Data Modeling

This section gives an in-depth look of the most popular data models used to define and support Operational Databases, Data Warehouses and Big Data technologies.

Table 1. Approaches and perspectives of the survey.

Approaches

Operational

Decision Support

Big Data

Data Modeling Perspective

ER and Relational Models

Star Schema and OLAP Cube Models

Key-Value, Document, Wide-Column and Graph

RDBMS

DW

Big Data-Based Systems

Data Analytics Perspective

OLTP

OLAP

Multiple Classes

(Batch-oriented processing, stream-processing, OLTP and Interactive ad-hoc queries)


Databases are widely used either for personal or enterprise use, namely due to their strong ACID guarantees (atomicity, consistency, isolation and durability) guarantees and the maturity level of Database Management Systems (DBMSs) that support them.

The data modeling process may involve the definition of three data models (or schemas) defined at different abstraction levels, namely Conceptual, Logical and Physical data models. Figure 1 shows part of the three data models for the AMS case study. All these models define three entities (Person, Student and Professor) and their main relationships (teach and supervise associations).

Conceptual Data Model. A conceptual data model is used to define, at a very high and platform-independent level of abstraction, the entities or concepts, which represent the data of the problem domain, and their relationships. It leaves further details about the entities (such as their attributes, types or primary keys) for the next steps. This model is typically used to explore domain concepts with the stakeholders and can be omitted or used instead of the logical data model.

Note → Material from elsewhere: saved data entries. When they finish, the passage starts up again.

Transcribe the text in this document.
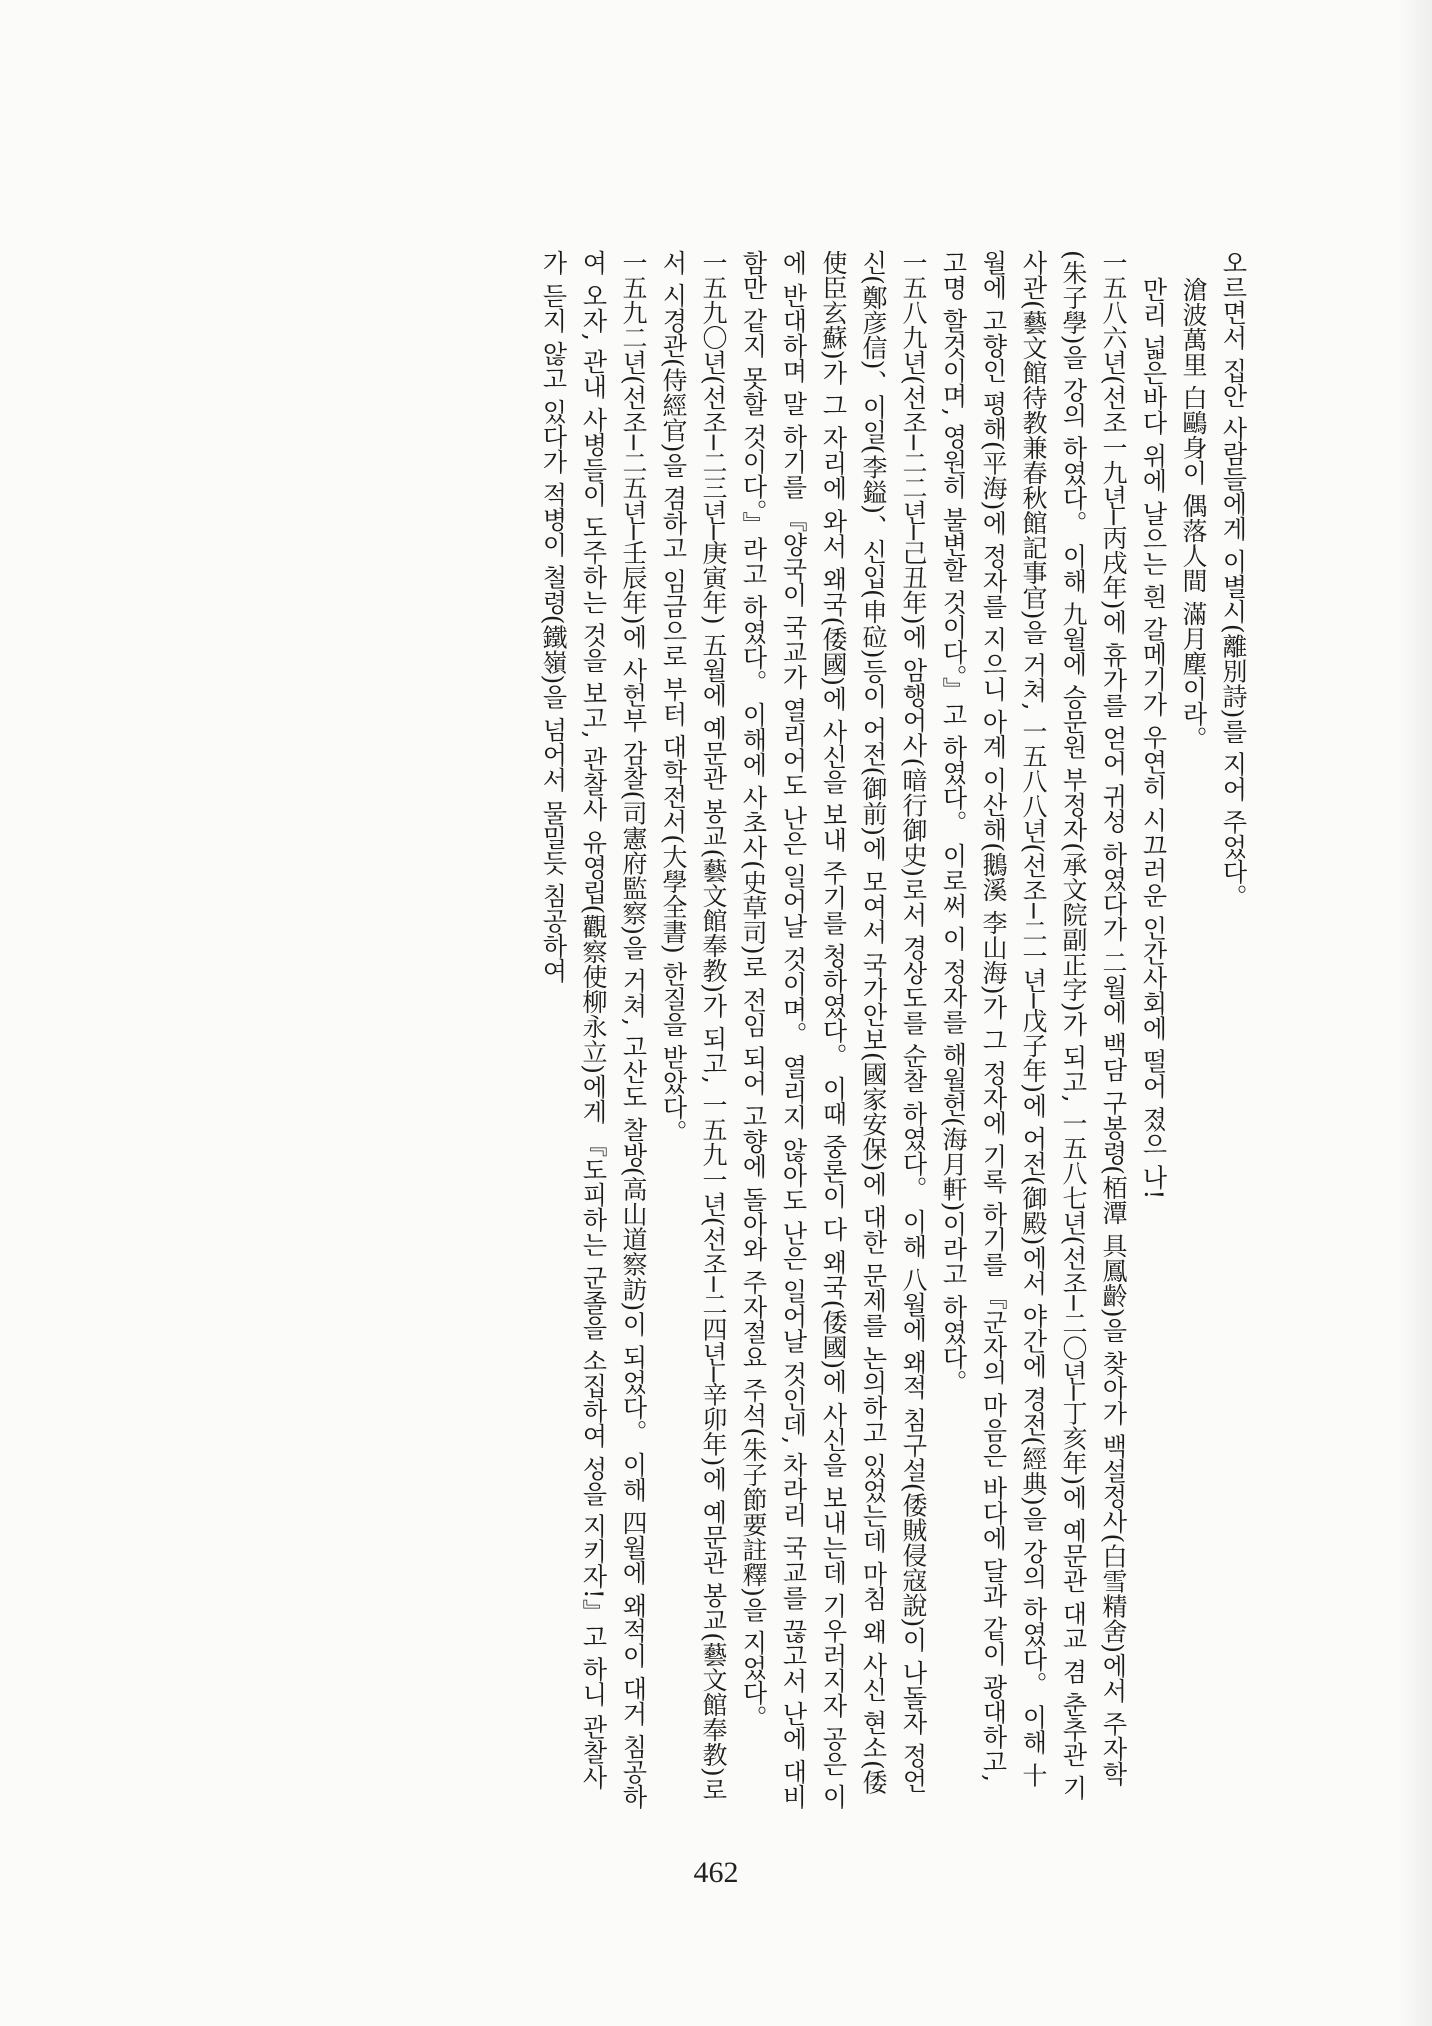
오르면서 집안 사람들에게 이별시(離別詩)를 지어 주었다。

滄波萬里 白鷗身이 偶落人間 滿月塵이라。

만리 넓은바다 위에 날으는 흰 갈메기가 우연히 시끄러운 인간사회에 떨어 졌으 나!

一五八六년(선조一九년─丙戌年)에 휴가를 얻어 귀성 하였다가 二월에 백담 구봉령(栢潭 具鳳齡)을 찾아가 백설정사(白雪精舍)에서 주자학(朱子學)을 강의 하였다。 이해 九월에 승문원 부정자(承文院副正字)가 되고, 一五八七년(선조─二〇년─丁亥年)에 예문관 대교 겸 춘추관 기사관(藝文館待教兼春秋館記事官)을 거쳐, 一五八八년(선조─二一년─戊子年)에 어전(御殿)에서 야간에 경전(經典)을 강의 하였다。 이해 十월에 고향인 평해(平海)에 정자를 지으니 아계 이산해(鵝溪 李山海)가 그 정자에 기록 하기를 『군자의 마음은 바다에 달과 같이 광대하고, 고명 할것이며, 영원히 불변할 것이다。』고 하였다。 이로써 이 정자를 해월헌(海月軒)이라고 하였다。

一五八九년(선조─二二년─己丑年)에 암행어사(暗行御史)로서 경상도를 순찰 하였다。 이해 八월에 왜적 침구설(倭賊侵寇說)이 나돌자 정언신(鄭彦信)、이일(李鎰)、신입(申砬)등이 어전(御前)에 모여서 국가안보(國家安保)에 대한 문제를 논의하고 있었는데 마침 왜 사신 현소(倭使臣玄蘇)가 그 자리에 와서 왜국(倭國)에 사신을 보내 주기를 청하였다。 이때 중론이 다 왜국(倭國)에 사신을 보내는데 기우러지자 공은 이에 반대하며 말 하기를 『양국이 국교가 열리어도 난은 일어날 것이며。 열리지 않아도 난은 일어날 것인데, 차라리 국교를 끊고서 난에 대비함만 같지 못할 것이다。』라고 하였다。 이해에 사초사(史草司)로 전임 되어 고향에 돌아와 주자절요 주석(朱子節要註釋)을 지었다。

一五九〇년(선조─二三년─庚寅年) 五월에 예문관 봉교(藝文館奉教)가 되고, 一五九一년(선조─二四년─辛卯年)에 예문관 봉교(藝文館奉教)로서 시경관(侍經官)을 겸하고 임금으로 부터 대학전서(大學全書) 한질을 받았다。

一五九二년(선조─二五년─壬辰年)에 사헌부 감찰(司憲府監察)을 거쳐, 고산도 찰방(高山道察訪)이 되었다。 이해 四월에 왜적이 대거 침공하여 오자, 관내 사병들이 도주하는 것을 보고, 관찰사 유영립(觀察使柳永立)에게 『도피하는 군졸을 소집하여 성을 지키자!』고 하니 관찰사가 듣지 않고 있다가 적병이 철령(鐵嶺)을 넘어서 물밀듯 침공하여

462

Logical Data Model. A logical data model is a refinement of the previous conceptual model. It details the domain entities and their relationships, but standing also at a platform-independent level. It depicts all the attributes that characterize each entity (possibly also including its unique identifier, the primary key) and all the relationships between the entities (possibly including the keys identifying those relationships, the foreign keys). Despite being independent of any DBMS, this model can easily be mapped on to a physical data model thanks to the details it provides.

Physical Data Model. A physical data model visually represents the structure of the data as implemented by a given class of DBMS. Therefore, entities are represented as tables, attributes are represented as table columns and have a given data type that can vary according to the chosen DBMS, and the relationships between each table are identified through foreign keys. Unlike the previous models, this model tends to be platform-specific, because it reflects the database schema and, consequently, some platform-specific aspects (e.g. database-specific data types or query language extensions).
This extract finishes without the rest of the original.